Sindicato para garagem e Guarulhos têm circulação de ônibus afetada nesta segunda (21)

Foto: Marcela Vasconcelos/Guarulhos Online

A paralisação ocorreu para a realização de uma assembleia do Sincoverg, categoria reivindica reajuste salarial

Na manhã desta segunda-feira (21), Guarulhos registrou uma paralisação parcial de ônibus municipais e intermunicipais em decorrência de uma intervenção feita pelo Sincoverg (Sindicato dos Condutores), que impediu a saída dos ônibus da Viação Urbana Guarulhos.

A paralisação ocorreu para a realização de uma assembleia, e apenas por volta das 7h, com o fim da reunião, os veículos foram liberados e começaram a sair da garagem.
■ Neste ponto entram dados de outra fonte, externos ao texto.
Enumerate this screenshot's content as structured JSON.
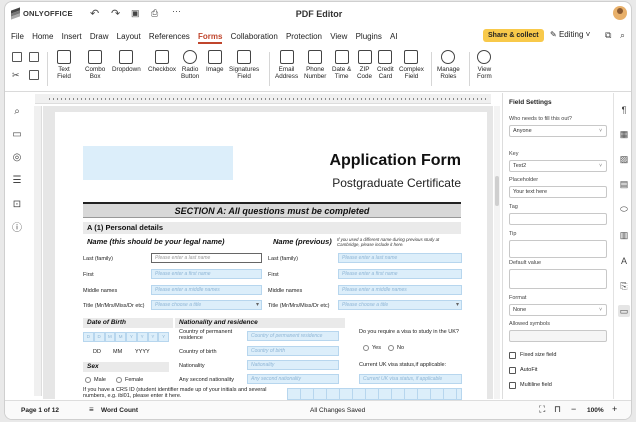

Apenas veículos da Viação Urbana Guarulhos não saíram da garagem no horário correto e começaram a circular com aproximadamente uma hora e meia de atraso, enquanto as duas outras campainhas que prestam serviços a viação Campo dos Ouros e Vila Galvão circularam normalmente. Aproximadamente 20 linhas das 63 existentes foram paralisadas.

As linhas da EMTU (Empresa Metropolitana de Transportes Urbanos), que ligam Guarulhos a São Paulo, que também são atendidas pela Empresa Vila Galvão, passaram por problemas já que os veículos utilizam a mesma garagem.

A EMTU divulgou uma nota exclarecendo o ocorrido: “a empresa Vila Galvão teve suas linhas paralisadas no início da operação desta segunda-feira (21) devido à intervenção sindical na garagem, impedindo a saída dos veículos. A operação foi liberada às 7h”.

“Durante o período afetado, a EMTU acionou as empresas Guarulhos Transportes, Viação Arujá e Transdutora para reforçar os itinerários coincidentes com as seguintes linhas paralisadas: 591DV1 227DV1 341DV1 473 501 512 095 253 003 103 104 105 110 111 163 227 292 292DV1 337 337BI1 341 342 342DV1 349 500 500DV1 520 521 522 523 532 588 802”, diz nota emitida pela empresa.

A paralisação gerou grande transtorno para o guarulhense que depende do transporte público para se locomover, gerando grandes dificuldades e pontos de ônibus lotados neste primeiro dia do inverno.

A categoria já havia emitido uma nota na última sexta-feira (18) comunicando sobre uma possível greve, a reinvindicação é por reajuste salarial de 2,44% (referente a 2020, quando não houve reposição) mais 7,59% deste ano.